The objections to the status quo on women’s ordination (of which the Act is a contributory but by no means determinative part) are reasonable and straightforward. They are for the most part shared equally by the opponents of women priests. It is clearly intolerable (and in the long run unsustainable) that Canon A4 should be in permanent suspension and that members of the Church of England should be allowed to deny the orders and refuse the ministry of those whom their Church has legally and properly ordained. This is not a ‘period of reception’; it is a sacramental anarchy.
But it is not clear how any Anglican (even more one who favours the ordination of women) could marshal those same arguments against a free province. Modern Anglican ecclesiology, after all, asserts that orders must be mutually acceptable and interchangeable within such an autonomous province, but need not be so between provinces. That is how the women priests and bishops got where they are.

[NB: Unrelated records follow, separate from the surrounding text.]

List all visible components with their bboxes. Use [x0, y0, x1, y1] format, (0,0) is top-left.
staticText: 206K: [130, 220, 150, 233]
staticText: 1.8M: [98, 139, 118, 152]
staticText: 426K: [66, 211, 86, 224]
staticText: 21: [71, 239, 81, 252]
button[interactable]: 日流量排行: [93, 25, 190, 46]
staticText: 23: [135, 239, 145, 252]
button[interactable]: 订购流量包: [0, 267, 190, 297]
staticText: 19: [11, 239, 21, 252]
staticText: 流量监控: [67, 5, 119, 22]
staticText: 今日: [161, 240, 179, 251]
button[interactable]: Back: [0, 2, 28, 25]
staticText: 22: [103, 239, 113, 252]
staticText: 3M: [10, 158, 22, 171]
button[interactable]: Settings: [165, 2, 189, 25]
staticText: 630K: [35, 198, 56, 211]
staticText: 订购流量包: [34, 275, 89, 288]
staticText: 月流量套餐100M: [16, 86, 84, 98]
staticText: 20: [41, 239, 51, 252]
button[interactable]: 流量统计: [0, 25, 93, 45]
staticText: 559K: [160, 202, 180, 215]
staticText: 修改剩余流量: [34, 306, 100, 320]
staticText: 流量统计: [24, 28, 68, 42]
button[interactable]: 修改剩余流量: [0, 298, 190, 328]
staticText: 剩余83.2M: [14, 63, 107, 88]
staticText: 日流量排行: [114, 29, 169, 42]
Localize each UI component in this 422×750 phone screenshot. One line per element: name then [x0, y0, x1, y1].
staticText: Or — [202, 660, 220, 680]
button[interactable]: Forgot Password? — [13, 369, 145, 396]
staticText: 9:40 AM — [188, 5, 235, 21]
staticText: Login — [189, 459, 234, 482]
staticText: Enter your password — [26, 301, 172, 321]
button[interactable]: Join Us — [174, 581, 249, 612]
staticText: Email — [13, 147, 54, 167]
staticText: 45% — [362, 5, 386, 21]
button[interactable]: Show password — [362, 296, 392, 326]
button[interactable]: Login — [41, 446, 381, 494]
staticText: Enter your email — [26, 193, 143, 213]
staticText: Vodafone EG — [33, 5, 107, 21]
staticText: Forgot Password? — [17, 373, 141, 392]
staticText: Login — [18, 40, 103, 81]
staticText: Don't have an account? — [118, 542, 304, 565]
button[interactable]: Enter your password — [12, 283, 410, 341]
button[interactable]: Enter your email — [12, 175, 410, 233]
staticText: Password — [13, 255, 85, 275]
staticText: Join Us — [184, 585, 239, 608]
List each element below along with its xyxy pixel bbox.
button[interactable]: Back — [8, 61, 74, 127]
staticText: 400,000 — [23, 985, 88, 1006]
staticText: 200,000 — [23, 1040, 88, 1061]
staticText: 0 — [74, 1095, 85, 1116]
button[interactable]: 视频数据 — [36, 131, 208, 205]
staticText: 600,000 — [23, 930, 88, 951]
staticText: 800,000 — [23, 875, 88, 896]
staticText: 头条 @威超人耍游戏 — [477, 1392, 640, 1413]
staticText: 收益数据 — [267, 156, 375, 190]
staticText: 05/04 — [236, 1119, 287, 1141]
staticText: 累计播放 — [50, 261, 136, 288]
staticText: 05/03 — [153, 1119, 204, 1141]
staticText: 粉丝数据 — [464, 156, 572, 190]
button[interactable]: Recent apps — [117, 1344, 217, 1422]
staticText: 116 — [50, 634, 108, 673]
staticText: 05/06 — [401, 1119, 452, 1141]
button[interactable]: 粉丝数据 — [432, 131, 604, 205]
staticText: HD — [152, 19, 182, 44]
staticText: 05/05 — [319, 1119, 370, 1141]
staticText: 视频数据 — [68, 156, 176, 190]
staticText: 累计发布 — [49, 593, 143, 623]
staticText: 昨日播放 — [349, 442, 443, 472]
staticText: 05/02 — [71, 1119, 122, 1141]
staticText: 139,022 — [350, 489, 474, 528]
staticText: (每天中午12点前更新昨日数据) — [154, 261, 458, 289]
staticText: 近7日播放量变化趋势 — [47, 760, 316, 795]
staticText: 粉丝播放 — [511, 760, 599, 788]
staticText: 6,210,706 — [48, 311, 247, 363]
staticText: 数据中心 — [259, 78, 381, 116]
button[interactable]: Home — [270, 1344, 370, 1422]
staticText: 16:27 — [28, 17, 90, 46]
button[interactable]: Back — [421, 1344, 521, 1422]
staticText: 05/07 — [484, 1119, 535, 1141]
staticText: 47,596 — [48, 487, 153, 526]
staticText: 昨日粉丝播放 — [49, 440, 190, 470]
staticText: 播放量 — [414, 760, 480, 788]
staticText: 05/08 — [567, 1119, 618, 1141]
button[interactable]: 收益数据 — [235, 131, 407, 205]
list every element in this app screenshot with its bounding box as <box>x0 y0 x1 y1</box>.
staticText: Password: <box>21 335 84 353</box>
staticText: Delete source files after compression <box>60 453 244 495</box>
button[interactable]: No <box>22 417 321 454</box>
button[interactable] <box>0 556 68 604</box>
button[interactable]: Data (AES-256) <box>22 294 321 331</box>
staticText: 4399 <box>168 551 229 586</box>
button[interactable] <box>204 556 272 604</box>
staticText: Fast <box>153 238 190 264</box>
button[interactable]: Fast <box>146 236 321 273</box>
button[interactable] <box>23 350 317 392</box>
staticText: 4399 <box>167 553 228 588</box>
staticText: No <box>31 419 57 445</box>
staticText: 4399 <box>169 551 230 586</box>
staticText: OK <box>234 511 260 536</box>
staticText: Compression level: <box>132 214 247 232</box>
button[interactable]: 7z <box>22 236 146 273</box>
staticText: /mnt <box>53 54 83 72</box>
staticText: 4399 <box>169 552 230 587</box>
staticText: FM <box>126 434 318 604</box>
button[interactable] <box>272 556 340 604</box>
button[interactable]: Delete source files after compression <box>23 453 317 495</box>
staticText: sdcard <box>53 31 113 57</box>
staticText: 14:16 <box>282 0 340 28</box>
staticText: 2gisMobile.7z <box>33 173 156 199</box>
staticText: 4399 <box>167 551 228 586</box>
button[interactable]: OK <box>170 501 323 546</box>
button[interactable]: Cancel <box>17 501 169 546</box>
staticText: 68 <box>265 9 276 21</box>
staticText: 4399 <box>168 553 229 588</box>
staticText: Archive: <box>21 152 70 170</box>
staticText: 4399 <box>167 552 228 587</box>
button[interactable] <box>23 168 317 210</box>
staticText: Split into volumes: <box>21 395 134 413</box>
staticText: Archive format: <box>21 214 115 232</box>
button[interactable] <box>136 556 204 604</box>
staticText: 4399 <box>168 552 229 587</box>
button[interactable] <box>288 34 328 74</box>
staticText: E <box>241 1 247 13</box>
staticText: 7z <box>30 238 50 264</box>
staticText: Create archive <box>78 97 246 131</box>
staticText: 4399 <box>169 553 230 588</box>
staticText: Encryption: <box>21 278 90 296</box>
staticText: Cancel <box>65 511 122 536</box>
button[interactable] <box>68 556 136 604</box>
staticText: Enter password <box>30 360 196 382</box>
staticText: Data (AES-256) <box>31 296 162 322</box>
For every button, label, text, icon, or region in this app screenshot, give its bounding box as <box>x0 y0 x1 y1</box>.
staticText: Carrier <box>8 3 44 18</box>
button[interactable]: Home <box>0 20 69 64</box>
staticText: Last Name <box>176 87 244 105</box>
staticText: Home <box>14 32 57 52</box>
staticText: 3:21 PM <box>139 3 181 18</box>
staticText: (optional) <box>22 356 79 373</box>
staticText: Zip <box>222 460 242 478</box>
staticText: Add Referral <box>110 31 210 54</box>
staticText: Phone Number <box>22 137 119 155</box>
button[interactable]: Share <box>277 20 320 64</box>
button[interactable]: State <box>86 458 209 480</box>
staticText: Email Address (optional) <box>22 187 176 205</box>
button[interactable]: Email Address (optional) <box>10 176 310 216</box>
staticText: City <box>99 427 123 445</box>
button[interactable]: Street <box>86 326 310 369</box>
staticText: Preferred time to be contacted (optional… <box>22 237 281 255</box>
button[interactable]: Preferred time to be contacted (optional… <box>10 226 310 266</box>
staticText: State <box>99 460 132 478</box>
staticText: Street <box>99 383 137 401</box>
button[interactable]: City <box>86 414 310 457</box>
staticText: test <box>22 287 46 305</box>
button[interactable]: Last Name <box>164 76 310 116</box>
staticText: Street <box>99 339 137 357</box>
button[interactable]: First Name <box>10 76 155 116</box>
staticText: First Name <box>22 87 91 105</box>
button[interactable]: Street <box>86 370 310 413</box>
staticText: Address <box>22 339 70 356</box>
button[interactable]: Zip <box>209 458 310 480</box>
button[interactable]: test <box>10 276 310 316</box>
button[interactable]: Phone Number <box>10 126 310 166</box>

By willing and generous participation in the creation of a free and independent province, GRAS could, at a single stroke, achieve its dearest aims and aspirations. Not only would the Act of Synod be redundant, but the schedules of the 1993 Measure could be repealed and the Sex Discrimination Act could freely operate throughout the Church of England in enforcement of the new orthodoxy.
Of course the price of this outbreak of harmony would be the existence of another province in the British Isles which did not ordain women, did not accept their orders and where the writ of the Sex Discrimination Act did not run.
But GRAS could hardly complain at that. They already accept the right to existence of similar independent provinces which share identical positions and opinions. Unless GRAS were willing to adopt the Gilbertian notion that sacramental theology ought necessarily to be decided by postcode, it is hard to see what objection could be raised.